Voters in Iceland have rejected a government-approved deal to repay Britain and the Netherlands $5bn for their citizens’ deposits in the failed online bank Icesave.

Voters in Iceland have rejected a government-approved deal to repay Britain and the Netherlands $5bn for their citizens’ deposits in the failed online bank Icesave.

Final results from five of six constituencies today showed the “no” side taking just under 60% of the votes.

Prime Minister Johanna Sigurdardottir said the results were disappointing but she would try to prevent political and economic chaos resulting from it.

The result complicates Iceland’s recovery from its 2008 economic collapse.

Icelanders overwhelmingly rejected a previous deal in a referendum last year, but the government hoped a new agreement on better terms would win approval.

The government hoped a “yes” vote on an improved offer passed by parliament would finally resolve a dispute that has caused friction among the three countries and complicated Iceland’s recovery from its economic collapse in 2008.

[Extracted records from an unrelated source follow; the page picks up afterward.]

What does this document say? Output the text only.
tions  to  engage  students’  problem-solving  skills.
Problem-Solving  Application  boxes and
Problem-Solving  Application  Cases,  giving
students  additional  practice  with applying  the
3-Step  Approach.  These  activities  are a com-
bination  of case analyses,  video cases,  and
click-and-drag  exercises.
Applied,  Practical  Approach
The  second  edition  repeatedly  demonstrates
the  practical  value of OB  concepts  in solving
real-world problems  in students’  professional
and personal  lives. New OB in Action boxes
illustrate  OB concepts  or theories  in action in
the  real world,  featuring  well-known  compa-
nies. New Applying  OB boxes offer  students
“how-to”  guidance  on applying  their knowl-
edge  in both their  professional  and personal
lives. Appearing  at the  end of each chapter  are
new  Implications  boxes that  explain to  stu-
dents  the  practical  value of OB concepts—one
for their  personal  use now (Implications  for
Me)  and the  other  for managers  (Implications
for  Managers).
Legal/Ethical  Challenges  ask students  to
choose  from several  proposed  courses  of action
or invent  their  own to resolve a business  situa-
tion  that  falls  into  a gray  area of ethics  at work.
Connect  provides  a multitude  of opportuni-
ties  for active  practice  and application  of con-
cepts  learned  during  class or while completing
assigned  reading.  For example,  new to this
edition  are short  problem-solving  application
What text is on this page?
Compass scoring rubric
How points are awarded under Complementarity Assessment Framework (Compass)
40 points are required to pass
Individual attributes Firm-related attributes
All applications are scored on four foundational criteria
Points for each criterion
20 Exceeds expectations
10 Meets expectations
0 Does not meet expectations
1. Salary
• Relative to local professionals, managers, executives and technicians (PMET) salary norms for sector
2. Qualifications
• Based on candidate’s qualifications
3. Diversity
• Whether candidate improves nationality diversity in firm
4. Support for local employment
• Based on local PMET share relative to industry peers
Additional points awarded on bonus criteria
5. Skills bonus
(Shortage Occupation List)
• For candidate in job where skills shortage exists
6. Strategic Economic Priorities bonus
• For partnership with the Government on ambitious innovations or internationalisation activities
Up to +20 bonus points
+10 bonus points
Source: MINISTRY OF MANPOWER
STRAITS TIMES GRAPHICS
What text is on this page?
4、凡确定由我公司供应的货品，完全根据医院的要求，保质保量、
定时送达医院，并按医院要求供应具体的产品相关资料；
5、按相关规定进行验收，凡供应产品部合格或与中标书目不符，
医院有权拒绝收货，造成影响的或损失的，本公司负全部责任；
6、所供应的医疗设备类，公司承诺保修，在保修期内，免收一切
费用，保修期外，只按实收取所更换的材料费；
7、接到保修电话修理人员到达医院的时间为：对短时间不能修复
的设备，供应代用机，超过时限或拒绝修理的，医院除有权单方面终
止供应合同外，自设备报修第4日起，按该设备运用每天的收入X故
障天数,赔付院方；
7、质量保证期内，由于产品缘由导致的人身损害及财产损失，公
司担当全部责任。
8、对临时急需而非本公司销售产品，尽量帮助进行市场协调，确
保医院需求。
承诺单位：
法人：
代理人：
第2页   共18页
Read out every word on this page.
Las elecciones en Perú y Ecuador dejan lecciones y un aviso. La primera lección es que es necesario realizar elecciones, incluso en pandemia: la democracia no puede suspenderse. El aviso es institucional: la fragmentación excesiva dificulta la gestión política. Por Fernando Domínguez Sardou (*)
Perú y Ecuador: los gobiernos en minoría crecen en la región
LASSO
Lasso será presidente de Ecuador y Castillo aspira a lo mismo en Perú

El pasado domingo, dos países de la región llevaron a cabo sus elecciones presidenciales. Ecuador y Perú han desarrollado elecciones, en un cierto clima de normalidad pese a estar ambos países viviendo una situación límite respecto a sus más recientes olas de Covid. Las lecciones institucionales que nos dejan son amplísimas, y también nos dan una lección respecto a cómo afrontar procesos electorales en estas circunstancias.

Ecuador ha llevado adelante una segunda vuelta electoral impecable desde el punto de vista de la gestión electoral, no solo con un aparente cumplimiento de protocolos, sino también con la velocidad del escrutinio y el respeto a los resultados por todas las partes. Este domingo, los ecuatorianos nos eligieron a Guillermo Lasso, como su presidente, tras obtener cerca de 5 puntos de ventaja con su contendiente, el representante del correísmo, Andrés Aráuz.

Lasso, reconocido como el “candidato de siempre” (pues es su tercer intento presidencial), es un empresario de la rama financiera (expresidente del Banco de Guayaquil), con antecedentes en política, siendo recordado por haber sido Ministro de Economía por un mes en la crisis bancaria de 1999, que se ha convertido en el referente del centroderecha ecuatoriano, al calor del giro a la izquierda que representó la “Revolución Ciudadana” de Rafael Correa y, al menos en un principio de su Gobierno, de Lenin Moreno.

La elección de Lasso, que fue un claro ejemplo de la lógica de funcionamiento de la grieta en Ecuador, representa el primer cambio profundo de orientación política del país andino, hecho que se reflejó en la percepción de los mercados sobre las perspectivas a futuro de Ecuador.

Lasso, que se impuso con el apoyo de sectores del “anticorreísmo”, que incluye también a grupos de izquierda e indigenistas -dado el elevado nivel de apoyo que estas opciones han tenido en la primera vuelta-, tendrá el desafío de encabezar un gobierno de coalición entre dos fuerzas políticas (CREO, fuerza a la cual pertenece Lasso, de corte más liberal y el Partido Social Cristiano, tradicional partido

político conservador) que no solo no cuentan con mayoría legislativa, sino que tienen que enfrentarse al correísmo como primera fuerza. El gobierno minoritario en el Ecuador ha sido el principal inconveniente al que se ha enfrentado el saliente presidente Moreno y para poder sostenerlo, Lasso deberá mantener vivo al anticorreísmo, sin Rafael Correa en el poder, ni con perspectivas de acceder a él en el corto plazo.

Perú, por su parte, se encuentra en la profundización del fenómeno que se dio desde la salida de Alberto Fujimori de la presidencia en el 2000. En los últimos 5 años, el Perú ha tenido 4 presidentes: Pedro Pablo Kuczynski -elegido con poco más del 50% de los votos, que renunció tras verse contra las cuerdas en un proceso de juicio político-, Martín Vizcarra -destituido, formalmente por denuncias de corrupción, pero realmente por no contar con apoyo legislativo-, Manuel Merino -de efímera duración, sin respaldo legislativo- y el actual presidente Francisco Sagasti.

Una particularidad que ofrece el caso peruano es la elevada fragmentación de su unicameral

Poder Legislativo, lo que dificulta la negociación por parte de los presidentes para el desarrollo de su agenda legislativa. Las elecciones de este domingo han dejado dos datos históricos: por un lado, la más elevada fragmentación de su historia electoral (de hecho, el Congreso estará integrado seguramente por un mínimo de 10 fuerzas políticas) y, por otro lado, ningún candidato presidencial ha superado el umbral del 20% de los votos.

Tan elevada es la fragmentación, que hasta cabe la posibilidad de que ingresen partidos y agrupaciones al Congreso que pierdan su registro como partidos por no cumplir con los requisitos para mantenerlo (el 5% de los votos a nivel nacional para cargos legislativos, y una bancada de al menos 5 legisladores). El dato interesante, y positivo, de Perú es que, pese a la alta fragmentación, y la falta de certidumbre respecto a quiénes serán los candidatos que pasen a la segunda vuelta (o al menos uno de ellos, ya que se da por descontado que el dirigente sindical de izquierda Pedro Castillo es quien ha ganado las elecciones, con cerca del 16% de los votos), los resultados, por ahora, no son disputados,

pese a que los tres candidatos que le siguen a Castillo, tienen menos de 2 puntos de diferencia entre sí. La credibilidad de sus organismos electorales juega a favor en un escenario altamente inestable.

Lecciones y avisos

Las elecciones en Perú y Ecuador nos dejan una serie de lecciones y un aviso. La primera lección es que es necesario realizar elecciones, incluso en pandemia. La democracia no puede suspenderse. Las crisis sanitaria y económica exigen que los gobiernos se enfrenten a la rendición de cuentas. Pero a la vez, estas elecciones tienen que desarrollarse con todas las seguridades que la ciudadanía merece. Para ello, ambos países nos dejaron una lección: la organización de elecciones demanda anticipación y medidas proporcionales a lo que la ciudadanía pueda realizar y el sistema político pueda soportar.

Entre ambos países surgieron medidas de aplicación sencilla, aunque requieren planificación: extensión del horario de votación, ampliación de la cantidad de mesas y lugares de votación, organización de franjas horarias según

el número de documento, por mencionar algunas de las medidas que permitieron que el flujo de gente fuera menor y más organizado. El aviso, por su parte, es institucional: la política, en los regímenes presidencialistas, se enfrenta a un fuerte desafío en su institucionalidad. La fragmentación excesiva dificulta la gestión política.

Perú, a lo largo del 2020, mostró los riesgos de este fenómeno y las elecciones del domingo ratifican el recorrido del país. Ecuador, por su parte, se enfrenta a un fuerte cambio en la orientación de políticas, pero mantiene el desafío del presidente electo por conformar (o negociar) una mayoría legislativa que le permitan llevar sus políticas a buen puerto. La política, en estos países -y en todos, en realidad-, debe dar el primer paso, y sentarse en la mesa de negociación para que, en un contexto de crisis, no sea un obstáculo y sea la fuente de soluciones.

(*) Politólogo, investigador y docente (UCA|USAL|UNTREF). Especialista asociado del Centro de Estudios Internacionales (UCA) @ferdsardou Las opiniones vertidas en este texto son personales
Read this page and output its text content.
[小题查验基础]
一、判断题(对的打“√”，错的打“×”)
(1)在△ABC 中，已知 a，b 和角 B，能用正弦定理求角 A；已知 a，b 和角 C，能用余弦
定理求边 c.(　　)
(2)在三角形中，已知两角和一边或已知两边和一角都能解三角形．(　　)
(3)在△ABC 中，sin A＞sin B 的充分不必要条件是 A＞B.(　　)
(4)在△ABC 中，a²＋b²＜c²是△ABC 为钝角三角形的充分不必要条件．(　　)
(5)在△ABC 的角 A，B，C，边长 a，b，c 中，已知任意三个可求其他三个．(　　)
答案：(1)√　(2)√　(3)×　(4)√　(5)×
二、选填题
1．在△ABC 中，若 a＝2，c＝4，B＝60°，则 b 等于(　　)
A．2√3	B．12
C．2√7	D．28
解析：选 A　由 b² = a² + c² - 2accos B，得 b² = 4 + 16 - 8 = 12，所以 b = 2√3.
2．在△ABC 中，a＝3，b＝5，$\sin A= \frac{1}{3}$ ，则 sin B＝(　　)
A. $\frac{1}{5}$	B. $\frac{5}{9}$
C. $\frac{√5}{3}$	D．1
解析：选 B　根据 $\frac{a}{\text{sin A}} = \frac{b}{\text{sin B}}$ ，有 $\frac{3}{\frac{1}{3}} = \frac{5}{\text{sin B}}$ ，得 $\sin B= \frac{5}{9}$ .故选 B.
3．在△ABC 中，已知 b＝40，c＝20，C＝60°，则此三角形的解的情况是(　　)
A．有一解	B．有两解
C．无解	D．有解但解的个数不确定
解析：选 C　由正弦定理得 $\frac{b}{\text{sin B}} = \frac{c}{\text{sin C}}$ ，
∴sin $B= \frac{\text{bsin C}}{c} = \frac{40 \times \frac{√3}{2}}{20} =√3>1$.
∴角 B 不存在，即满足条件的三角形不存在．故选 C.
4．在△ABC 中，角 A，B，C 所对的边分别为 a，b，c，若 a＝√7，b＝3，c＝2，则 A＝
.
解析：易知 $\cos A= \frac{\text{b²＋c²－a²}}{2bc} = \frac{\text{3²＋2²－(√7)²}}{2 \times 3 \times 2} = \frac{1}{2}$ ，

The messy dispute stems from the collapse of Iceland’s banks – and the tiny North Atlantic nation’s overheated economy – in 2008.

British and Dutch savers had deposited more than five billion US dollars in Icesave’s high-interest accounts.

After Icesave collapsed, British and Dutch authorities borrowed money to compensate their citizens, then turned to Iceland for repayment.

The dispute has grown acrimonious, with Britain and The Netherlands threatening to block Iceland’s bid to join the European Union unless it is resolved.

Failure to agree a deal also stalled instalments from a $4.6bn loan from the International Monetary Fund.

Iceland went from economic wunderkind to fiscal basket case almost overnight when the credit crunch took hold.

Iceland’s banks collapsed within a week in October 2008, its krona currency plummeted and protests toppled the government.

The Icesave debt was initially set at $5.3bn, a crippling burden for Iceland’s 320,000 inhabitants. The new deal is expected to cost Iceland just under 50 billion Icelandic kronur (€307m).

The plan would see Iceland start repayments on the debt’s interest in 2016 and finish by 2046, at an interest rate of 3% to The Netherlands and 3.3% to Britain. The recovered assets of Icesave’s parent bank, Landsbanki, are expected to cover the majority of the debt.

The deal was reached in December after long negotiations and approved by Iceland’s parliament in January but vetoed by President Olafur Ragnar Grisson amid strong public opposition.